Evaluate $\int_0^\infty \frac{(\mathrm{e}^{-ax}-\mathrm{e}^{-bx})^2}{x^2}dx=\ln\frac{(2a)^{2a}(2b)^{2b}}{(a+b)^{2(a+b)}} $
Write $\frac{1}{x^2}=\int_0^\infty ye^{-xy}dy$ so the LHS of (1) is$$\begin{align}&\int_0^\infty dy\:y\int_0^\infty dx(e^{-(2a+y)x}-2e^{-(a+b+y)x}+e^{-(2b+y)x})\\&=\int_0^\infty dy\:y\left(\frac{1}{2a+y}-\frac{2}{a+b+y}+\frac{1}{2b+y}\right).\end{align}$$You can handle (2) the same way, thought it helps to first replace $\int_0^\infty$ with $\tfrac12\int_{-\infty}^\infty$, so you just have to evaluate Gaussians on $\Bbb R$.

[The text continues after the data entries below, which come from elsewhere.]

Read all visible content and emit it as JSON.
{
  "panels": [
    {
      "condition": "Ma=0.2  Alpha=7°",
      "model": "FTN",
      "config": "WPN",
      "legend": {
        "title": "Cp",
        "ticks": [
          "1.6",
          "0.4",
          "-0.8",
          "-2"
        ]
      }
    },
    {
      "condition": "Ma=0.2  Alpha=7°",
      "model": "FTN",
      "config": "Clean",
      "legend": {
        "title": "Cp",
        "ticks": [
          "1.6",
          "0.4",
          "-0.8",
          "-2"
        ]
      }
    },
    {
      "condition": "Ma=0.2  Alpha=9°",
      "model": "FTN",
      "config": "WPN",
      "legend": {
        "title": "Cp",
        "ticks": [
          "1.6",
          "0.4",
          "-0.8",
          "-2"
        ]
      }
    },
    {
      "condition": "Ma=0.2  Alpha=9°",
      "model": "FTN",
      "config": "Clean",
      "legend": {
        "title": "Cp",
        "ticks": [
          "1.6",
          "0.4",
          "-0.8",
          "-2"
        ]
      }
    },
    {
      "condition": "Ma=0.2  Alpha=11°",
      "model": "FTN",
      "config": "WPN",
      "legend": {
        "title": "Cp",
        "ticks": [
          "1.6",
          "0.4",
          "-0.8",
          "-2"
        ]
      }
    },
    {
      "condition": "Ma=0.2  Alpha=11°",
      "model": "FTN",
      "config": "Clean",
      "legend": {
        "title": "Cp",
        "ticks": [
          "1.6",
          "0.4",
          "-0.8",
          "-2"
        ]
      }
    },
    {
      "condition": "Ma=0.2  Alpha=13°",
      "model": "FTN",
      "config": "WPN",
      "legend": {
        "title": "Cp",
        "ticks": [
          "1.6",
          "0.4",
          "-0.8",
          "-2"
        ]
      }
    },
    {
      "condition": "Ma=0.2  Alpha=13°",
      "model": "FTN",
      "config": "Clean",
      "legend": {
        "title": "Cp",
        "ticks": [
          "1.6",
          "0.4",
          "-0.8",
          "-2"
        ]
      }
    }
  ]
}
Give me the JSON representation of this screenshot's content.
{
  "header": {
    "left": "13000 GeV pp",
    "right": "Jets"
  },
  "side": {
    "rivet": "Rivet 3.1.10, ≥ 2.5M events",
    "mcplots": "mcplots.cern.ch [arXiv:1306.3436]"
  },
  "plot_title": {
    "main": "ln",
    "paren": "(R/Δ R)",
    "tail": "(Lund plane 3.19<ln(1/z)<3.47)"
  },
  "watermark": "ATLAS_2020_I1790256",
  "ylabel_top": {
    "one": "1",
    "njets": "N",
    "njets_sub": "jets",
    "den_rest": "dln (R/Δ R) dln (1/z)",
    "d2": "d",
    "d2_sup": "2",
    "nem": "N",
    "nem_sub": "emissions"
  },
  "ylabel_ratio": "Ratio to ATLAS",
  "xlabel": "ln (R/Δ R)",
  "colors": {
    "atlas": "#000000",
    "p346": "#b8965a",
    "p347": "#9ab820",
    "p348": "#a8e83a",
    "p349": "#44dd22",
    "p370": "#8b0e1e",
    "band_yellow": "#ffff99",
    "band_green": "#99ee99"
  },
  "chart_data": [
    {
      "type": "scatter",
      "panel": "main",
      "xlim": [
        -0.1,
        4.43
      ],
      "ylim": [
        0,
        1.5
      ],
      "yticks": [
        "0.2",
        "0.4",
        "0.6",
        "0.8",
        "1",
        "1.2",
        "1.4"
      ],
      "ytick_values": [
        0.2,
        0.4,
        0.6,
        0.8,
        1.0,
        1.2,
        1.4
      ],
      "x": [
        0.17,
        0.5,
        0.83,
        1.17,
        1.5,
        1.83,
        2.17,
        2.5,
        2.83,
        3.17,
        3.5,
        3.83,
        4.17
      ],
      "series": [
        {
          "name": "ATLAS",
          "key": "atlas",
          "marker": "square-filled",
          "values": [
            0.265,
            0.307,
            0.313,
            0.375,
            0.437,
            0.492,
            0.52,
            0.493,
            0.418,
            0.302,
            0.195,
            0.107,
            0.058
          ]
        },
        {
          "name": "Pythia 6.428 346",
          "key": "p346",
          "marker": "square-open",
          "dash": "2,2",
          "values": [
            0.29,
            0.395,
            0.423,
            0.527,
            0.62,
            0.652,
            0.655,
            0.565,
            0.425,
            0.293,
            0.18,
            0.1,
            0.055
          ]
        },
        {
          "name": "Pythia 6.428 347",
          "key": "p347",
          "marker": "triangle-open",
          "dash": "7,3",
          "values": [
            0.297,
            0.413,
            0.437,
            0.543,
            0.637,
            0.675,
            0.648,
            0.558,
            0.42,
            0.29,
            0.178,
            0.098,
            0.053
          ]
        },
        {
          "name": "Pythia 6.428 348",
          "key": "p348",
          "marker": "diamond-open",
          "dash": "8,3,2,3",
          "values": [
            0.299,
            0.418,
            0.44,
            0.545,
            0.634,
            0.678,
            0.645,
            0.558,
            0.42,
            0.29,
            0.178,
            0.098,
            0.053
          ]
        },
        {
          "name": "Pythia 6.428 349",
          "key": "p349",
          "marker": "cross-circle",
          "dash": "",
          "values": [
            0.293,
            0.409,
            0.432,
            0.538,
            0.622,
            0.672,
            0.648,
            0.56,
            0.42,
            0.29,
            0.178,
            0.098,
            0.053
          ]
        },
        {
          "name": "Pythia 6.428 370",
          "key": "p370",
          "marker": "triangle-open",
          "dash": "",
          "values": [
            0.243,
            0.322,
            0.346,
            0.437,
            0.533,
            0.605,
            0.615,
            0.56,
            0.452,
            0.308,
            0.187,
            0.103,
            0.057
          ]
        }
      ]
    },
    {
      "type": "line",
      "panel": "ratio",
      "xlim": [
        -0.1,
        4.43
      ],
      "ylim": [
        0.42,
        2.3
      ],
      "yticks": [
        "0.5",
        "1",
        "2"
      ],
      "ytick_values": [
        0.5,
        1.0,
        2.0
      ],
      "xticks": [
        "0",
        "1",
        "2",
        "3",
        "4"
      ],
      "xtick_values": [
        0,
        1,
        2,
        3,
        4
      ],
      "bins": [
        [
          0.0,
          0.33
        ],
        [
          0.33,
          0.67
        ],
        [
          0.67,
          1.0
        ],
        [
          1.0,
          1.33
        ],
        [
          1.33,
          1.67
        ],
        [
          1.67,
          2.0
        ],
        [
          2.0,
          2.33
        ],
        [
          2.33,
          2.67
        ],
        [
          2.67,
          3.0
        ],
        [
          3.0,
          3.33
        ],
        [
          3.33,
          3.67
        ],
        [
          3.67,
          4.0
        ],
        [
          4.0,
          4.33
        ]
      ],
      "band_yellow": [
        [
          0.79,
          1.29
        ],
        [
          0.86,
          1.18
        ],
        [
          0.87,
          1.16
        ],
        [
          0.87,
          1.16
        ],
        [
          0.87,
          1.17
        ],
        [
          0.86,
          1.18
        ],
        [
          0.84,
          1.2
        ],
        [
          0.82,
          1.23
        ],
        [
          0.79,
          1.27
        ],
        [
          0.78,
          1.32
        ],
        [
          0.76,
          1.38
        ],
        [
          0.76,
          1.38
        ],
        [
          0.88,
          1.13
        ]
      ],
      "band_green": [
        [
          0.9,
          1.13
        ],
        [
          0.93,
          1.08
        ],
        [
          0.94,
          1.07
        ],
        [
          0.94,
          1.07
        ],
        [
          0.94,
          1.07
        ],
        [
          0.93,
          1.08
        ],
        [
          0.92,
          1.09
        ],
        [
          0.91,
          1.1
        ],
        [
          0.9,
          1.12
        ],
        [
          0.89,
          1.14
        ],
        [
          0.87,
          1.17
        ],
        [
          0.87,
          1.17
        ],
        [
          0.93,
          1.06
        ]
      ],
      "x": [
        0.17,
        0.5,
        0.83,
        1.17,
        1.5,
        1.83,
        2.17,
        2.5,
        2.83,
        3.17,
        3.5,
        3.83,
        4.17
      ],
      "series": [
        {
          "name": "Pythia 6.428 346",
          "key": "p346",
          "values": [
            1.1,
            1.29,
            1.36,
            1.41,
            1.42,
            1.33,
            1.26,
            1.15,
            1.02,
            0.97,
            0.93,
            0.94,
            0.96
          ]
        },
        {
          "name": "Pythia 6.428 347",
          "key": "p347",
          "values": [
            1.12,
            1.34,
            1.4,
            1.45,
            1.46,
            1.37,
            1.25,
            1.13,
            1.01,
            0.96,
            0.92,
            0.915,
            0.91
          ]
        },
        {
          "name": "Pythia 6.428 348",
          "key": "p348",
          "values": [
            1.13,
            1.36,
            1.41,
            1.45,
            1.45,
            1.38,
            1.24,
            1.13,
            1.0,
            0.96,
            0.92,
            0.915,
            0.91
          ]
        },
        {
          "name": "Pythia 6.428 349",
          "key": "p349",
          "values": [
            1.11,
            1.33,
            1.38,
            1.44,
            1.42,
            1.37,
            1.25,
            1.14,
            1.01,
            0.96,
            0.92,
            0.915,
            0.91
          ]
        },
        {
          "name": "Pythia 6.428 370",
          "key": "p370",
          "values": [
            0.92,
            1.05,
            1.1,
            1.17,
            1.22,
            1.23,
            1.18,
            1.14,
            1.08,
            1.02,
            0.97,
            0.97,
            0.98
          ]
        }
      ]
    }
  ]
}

As fjaclot says, $(2)$ is wrong. Making the substitution $u = x\sqrt{a}$ yields $$\sqrt{a}\int_{0}^{\infty}\frac{e^{-u^{2}}-e^{-tu^{2}}}{u^{2}}du$$ where $t = \frac{b}{a}$. Let $f(t)$ be the integral. Then $$f'(t) = \int_0^{\infty} e^{-tu^2} du = \frac{\sqrt{\pi}}{2\sqrt{t}}$$
Since $f(1) = 0$, $(2)$ is $$\sqrt{a}\left( \sqrt{\pi t}-\sqrt{\pi} \right) = \sqrt{\pi}\left(\sqrt{b}-\sqrt{a}\right)$$
Similarly for $(1)$, make the substitution $u=ax$ and let $f(t) = \int_{0}^{\infty}\frac{\left(e^{-u}-e^{-tu}\right)^{2}}{u^{2}}du$. Then $$f'(t) = 2\int_{0}^{\infty}\frac{e^{-\left(1+t\right)u}-e^{-2tu}}{u}du$$
Then you can apply that formula you found so that $$f'(t) = 2 \ln\left( \frac{2t}{1+t} \right) = 2\ln\left(2t\right)-2\ln\left(1+t\right)$$
The integral is then $f(t) = 2t\ln\left( \frac{2t}{t+1} \right)-2\ln(t+1)+2\ln(2)$. Therefore the answer for $(1)$ is $af\left(\frac{b}{a}\right)$ which simplifies to $$\ln\left(\frac{(2a)^{2a}(2b)^{2b}}{(a+b)^{2(a+b)}}\right)$$